Он услышал свой собственный голос. Не стоило так кричать. Нужно было ответить спокойно или покачать головой, удрученно улыбнувшись. Но он крикнул, потому что внезапно ощутил, что ему хочется сказать: «Да, так все и было». Ощутил соблазн взять это на себя, стать таким тяжелым, чтобы погрузиться на самое дно, опуститься так глубоко, что глубже уже невозможно. Он крикнул потому, что все-таки не хотел утонуть.
— Ну что вы делаете? — простонал Аксель и повернулся к Эльтону, но адвокат смотрел прямо перед собой; ему, очевидно, нечего было возразить против методов инспектора.
— Давай скажем так, Аксель, — примирительным тоном заявил Викен, — допустим, это сделал не ты. Давай на минутку представим себе, что именно в этот момент появился кто-то другой, кто потащил Хильду Паульсен за деревья. Ты можешь себе это представить?

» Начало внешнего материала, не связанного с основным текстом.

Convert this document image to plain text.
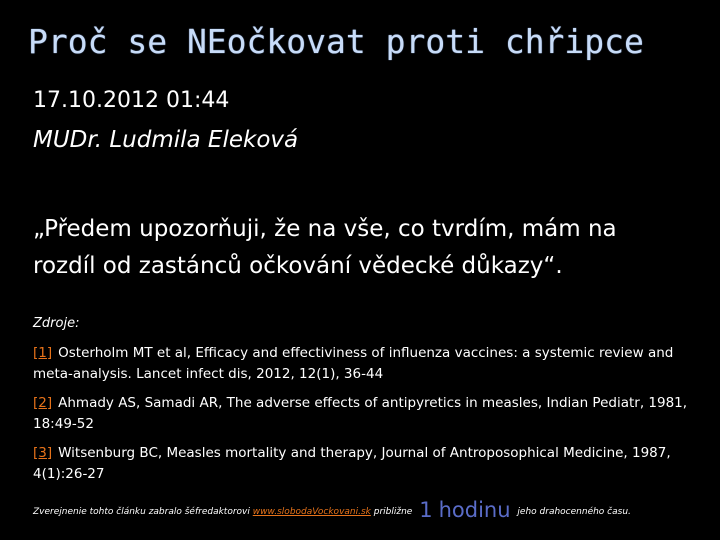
Proč se NEočkovat proti chřipce
17.10.2012 01:44
MUDr. Ludmila Eleková
„Předem upozorňuji, že na vše, co tvrdím, mám na rozdíl od zastánců očkování vědecké důkazy“.
Zdroje:
[1] Osterholm MT et al, Efficacy and effectiviness of influenza vaccines: a systemic review and meta-analysis. Lancet infect dis, 2012, 12(1), 36-44
[2] Ahmady AS, Samadi AR, The adverse effects of antipyretics in measles, Indian Pediatr, 1981, 18:49-52
[3] Witsenburg BC, Measles mortality and therapy, Journal of Antroposophical Medicine, 1987, 4(1):26-27
Zverejnenie tohto článku zabralo šéfredaktorovi www.slobodaVockovani.sk približne 1 hodinu jeho drahocenného času.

Аксель закусил распухшую губу.
— Я уверен в том, что твоего воображения, Аксель, на это хватит. Это сделал не ты, а другой человек. Он похож на тебя, будто вылитый ты. Это твой брат-близнец. Злая тень, следовавшая за тобой с самого детства. Он, который внезапно одерживает верх и делает вещи, которых ты сам никогда бы не сделал. Вещи настолько ужасные, что ты не в состоянии думать о них, деяния, которые ты пресек бы, если бы это было в твоих силах. Давайте будем называть его Бреде.
Аксель в изумлении уставился на инспектора. Брови Викена напоминали волосатых гусениц, выгибавшихся в попытке двинуться вперед и не трогавшихся с места.
— Это Бреде тащит Хильду Паульсен в чащу леса. Там он засовывает ей в рот кляп, прячет ее. Через несколько часов он возвращается на это место на велосипеде и забирает ее с собой в велосипедном прицепе, таком, в каких обычно возят детей. Он отвозит ее в место, о котором известно только ему. Несколько дней он насильно удерживает ее в подвале. Накачав ее средством, которое тебе как врачу, Аксель, хорошо знакомо. Называется тиопентал. Бреде чувствует себя всемогущим, когда стоит вот так над беспомощным телом. Он может точно определить, сколько еще она проживет. С точностью до секунды отмерить, когда ей умереть. Он достает хранившуюся у него медвежью лапу. Это уже не человек стоит там. Это могучее животное. И это бог. Он раздирает ей кожу острыми когтями. Он делает это неоднократно, издавая звуки, похожие на звериные. Потом он убивает ее. Всаживает укол ей в бедро. Убойную дозу.